My introduction to Yungblud came by way of “Tin Pan Boy,” an upbeat tune targeting developers and companies whose sole purpose is to make money, and I fell in love. There’s something about the song reminiscent of Buzzcocks or Subhumans that inspires revolt, and it’s this calling out, this traditionally punk in-your-face attitude that led me to listen to 21st Century Liability, Yungblud’s first full-length album.
Although the album as a whole isn’t on the same level as the single, I wasn’t necessarily disappointed; the songs on 21st Century Liability are memorable in their own way (and are more diverse than his older songs), but they don’t all necessarily carry the same type of weight as the politically-charged “Tin Pan Boy.” They’re not subdued, per say, but they don’t rouse the same fighting spirit. They’re less punk, more mainstream.

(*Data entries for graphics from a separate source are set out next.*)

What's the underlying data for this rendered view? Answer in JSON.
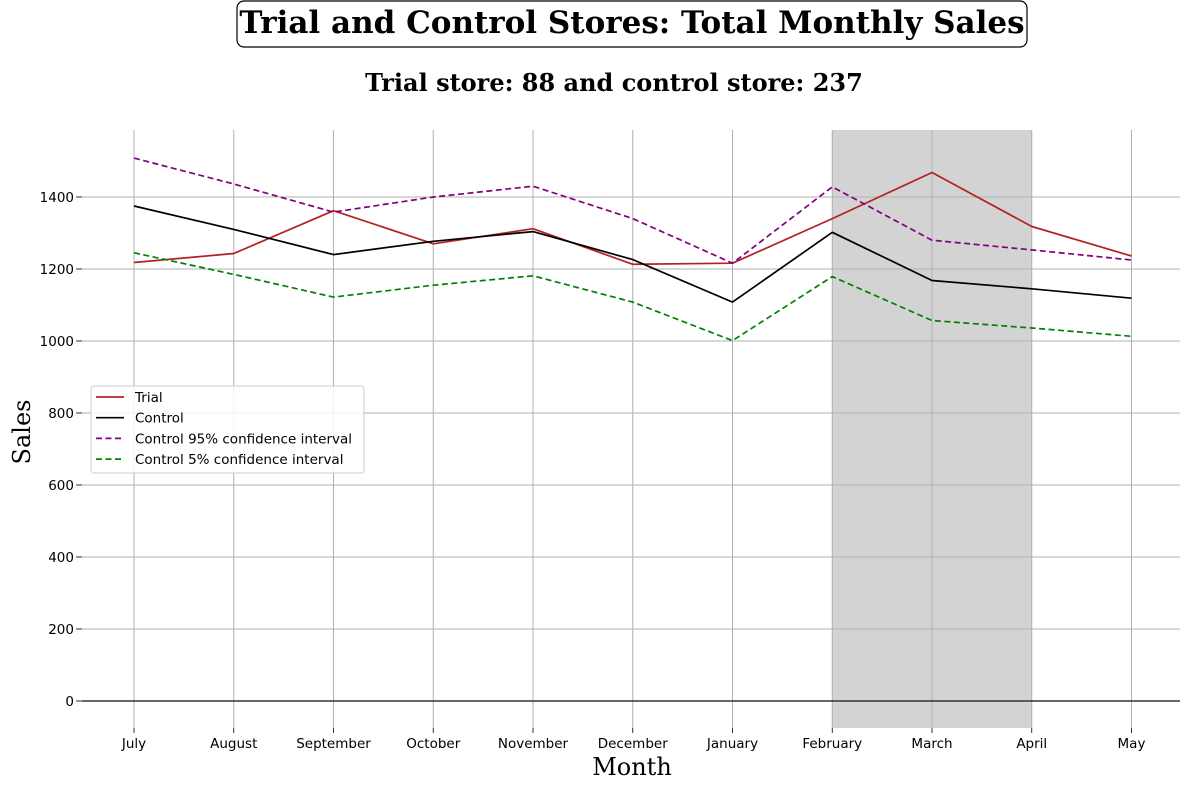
{
  "chart_data": {
    "type": "line",
    "title": "Trial and Control Stores: Total Monthly Sales",
    "subtitle": "Trial store: 88 and control store: 237",
    "xlabel": "Month",
    "ylabel": "Sales",
    "categories": [
      "July",
      "August",
      "September",
      "October",
      "November",
      "December",
      "January",
      "February",
      "March",
      "April",
      "May"
    ],
    "ylim": [
      -75,
      1580
    ],
    "yticks": [
      0,
      200,
      400,
      600,
      800,
      1000,
      1200,
      1400
    ],
    "grid": true,
    "legend_position": "center-left",
    "highlight_span": {
      "from": "February",
      "to": "April",
      "color": "#d3d3d3"
    },
    "series": [
      {
        "name": "Trial",
        "color": "#b22222",
        "dash": "solid",
        "values": [
          1218,
          1243,
          1362,
          1270,
          1312,
          1213,
          1216,
          1340,
          1468,
          1318,
          1236
        ]
      },
      {
        "name": "Control",
        "color": "#000000",
        "dash": "solid",
        "values": [
          1375,
          1310,
          1240,
          1277,
          1304,
          1226,
          1108,
          1302,
          1168,
          1145,
          1119
        ]
      },
      {
        "name": "Control 95% confidence interval",
        "color": "#800080",
        "dash": "dashed",
        "values": [
          1508,
          1436,
          1358,
          1400,
          1430,
          1340,
          1216,
          1428,
          1280,
          1253,
          1225
        ]
      },
      {
        "name": "Control 5% confidence interval",
        "color": "#008000",
        "dash": "dashed",
        "values": [
          1245,
          1185,
          1122,
          1155,
          1181,
          1108,
          1001,
          1179,
          1057,
          1036,
          1013
        ]
      }
    ]
  }
}
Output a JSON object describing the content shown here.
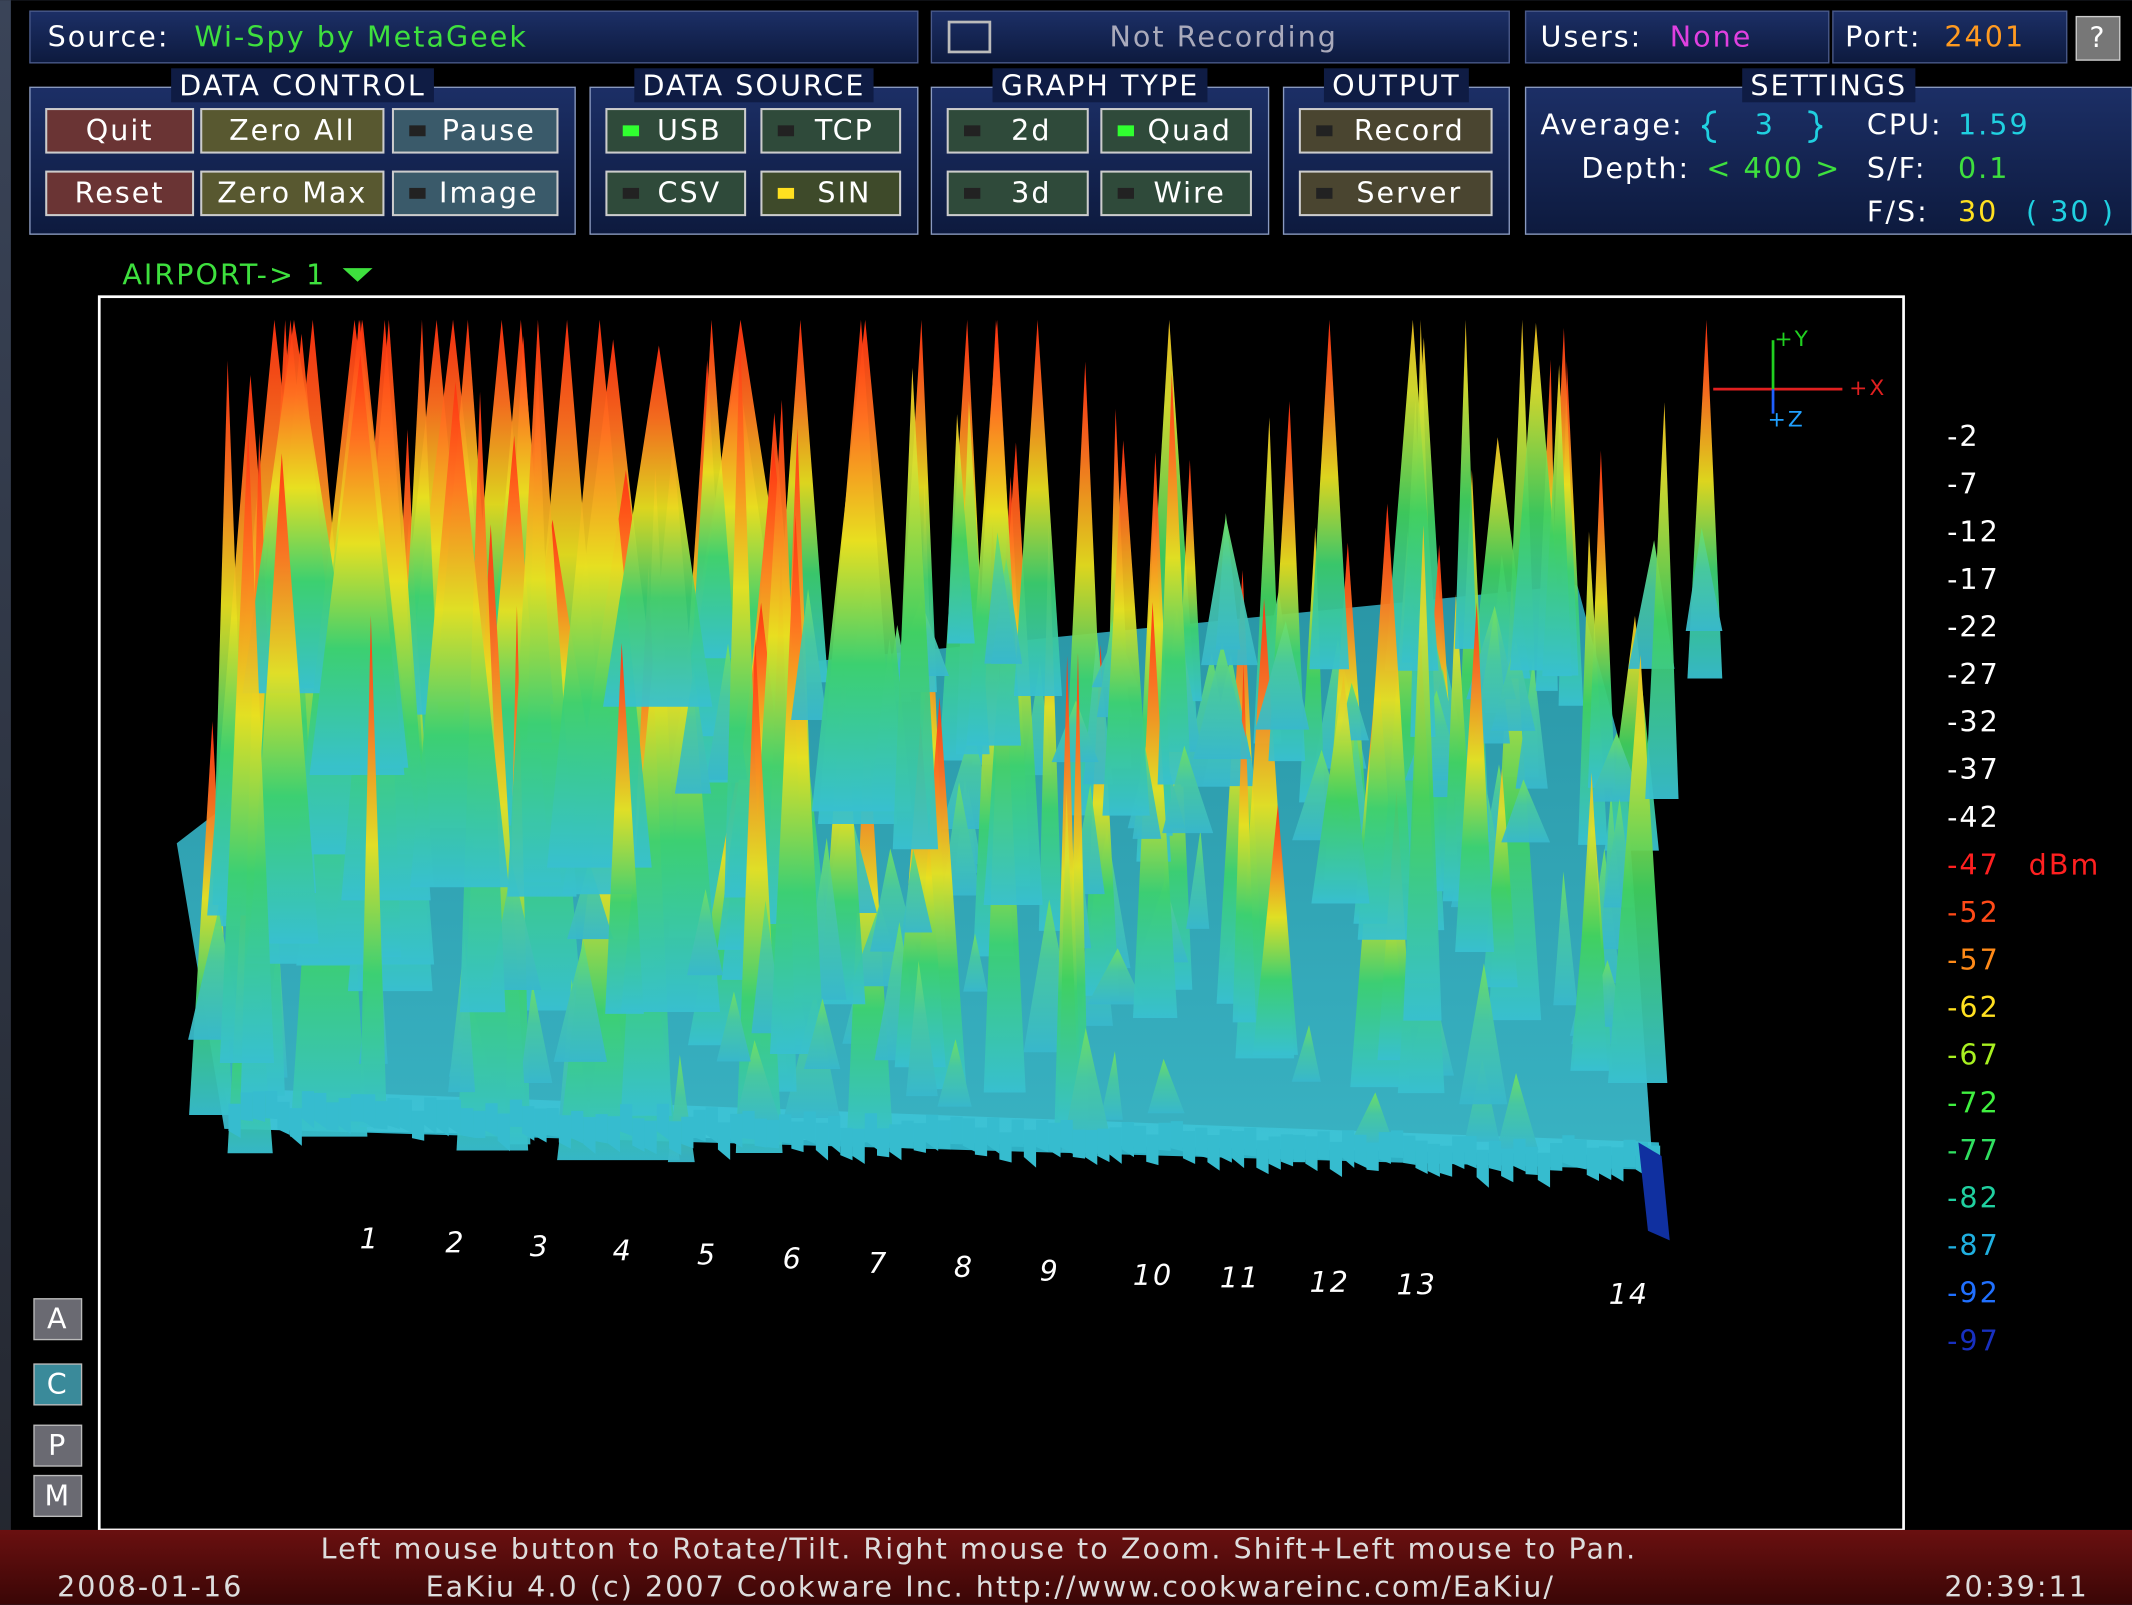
{
  "header": {
    "source_label": "Source:",
    "source": "Wi-Spy by MetaGeek",
    "recording": "Not Recording",
    "users_label": "Users:",
    "users": "None",
    "port_label": "Port:",
    "port": "2401",
    "help": "?"
  },
  "panels": [
    {
      "title": "DATA CONTROL",
      "buttons": [
        "Quit",
        "Zero All",
        "Pause",
        "Reset",
        "Zero Max",
        "Image"
      ]
    },
    {
      "title": "DATA SOURCE",
      "buttons": [
        "USB",
        "TCP",
        "CSV",
        "SIN"
      ]
    },
    {
      "title": "GRAPH TYPE",
      "buttons": [
        "2d",
        "Quad",
        "3d",
        "Wire"
      ]
    },
    {
      "title": "OUTPUT",
      "buttons": [
        "Record",
        "Server"
      ]
    }
  ],
  "settings": {
    "title": "SETTINGS",
    "average_label": "Average:",
    "average": "3",
    "depth_label": "Depth:",
    "depth": "< 400 >",
    "cpu_label": "CPU:",
    "cpu": "1.59",
    "sf_label": "S/F:",
    "sf": "0.1",
    "fs_label": "F/S:",
    "fs": "30",
    "fs_actual": "( 30 )"
  },
  "graph": {
    "device": "AIRPORT-> 1",
    "axes": {
      "y": "+Y",
      "x": "+X",
      "z": "+Z"
    },
    "scale": [
      "-2",
      "-7",
      "-12",
      "-17",
      "-22",
      "-27",
      "-32",
      "-37",
      "-42",
      "-47",
      "-52",
      "-57",
      "-62",
      "-67",
      "-72",
      "-77",
      "-82",
      "-87",
      "-92",
      "-97"
    ],
    "unit": "dBm",
    "channels": [
      "1",
      "2",
      "3",
      "4",
      "5",
      "6",
      "7",
      "8",
      "9",
      "10",
      "11",
      "12",
      "13",
      "14"
    ]
  },
  "side_buttons": [
    "A",
    "C",
    "P",
    "M"
  ],
  "footer": {
    "hint": "Left mouse button to Rotate/Tilt. Right mouse to Zoom. Shift+Left mouse to Pan.",
    "date": "2008-01-16",
    "credit": "EaKiu 4.0 (c) 2007 Cookware Inc. http://www.cookwareinc.com/EaKiu/",
    "time": "20:39:11"
  }
}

What I do like about 21st Century Liability is that it’s unapologetically different than most of what’s considered “top 40.” And each of the songs is distinct from one another; although they each carry subtle similarities (as is expected), they’re all different enough that it doesn’t feel that you’re listening to one very long song.
What’s interesting about Yungblud’s musical style is that it can’t be pigeonholed into one specific category; many of his songs are a combo of rap and rock with repetitive, pop-tinged choruses. “Medication,” although dark in tone, is strangely vivacious, as is “California,” an antagonistic middle finger of a track which is extraordinarily upbeat for a song about drugs and blowing one’s brains out.
Even if it does carry pop undertones, Yungblud shows substantial awareness of and a willingness to share insights into common but stigmatized subjects. “Psychotic Kids,” “Medication,” and “Anarchist” all cover the struggle of dealing with mental health problems and addiction, while “Polygraph Eyes” targets people in bars who go after others who have had too much to drink: “She can’t even run / She can’t even walk / She slurs when she speaks / But you hear what you want when she can’t even talk.” It’s this deep social and personal awareness that makes Yungblud’s music carry weight.
However, there is one song on 21st Century Liability that is undoubtedly punk. The title track, “21st Century Liability” is evocative of Rage Against the Machine in both musical style and lyrics, unapologetically belligerent and obnoxious, and balances out the heavier subjects on the album.
Although I wouldn’t necessarily compare the majority of 21st Century Liability to traditional punk a la Anthrax or Dead Kennedys, it does manage to show astounding awareness of important topics by delving deep into them in a way most mainstream artists don’t, while weaving several genres together and making it sound good. This, coupled with Yungblud’s evident talent and distinctive style is what makes 21st Century Liability exceptional.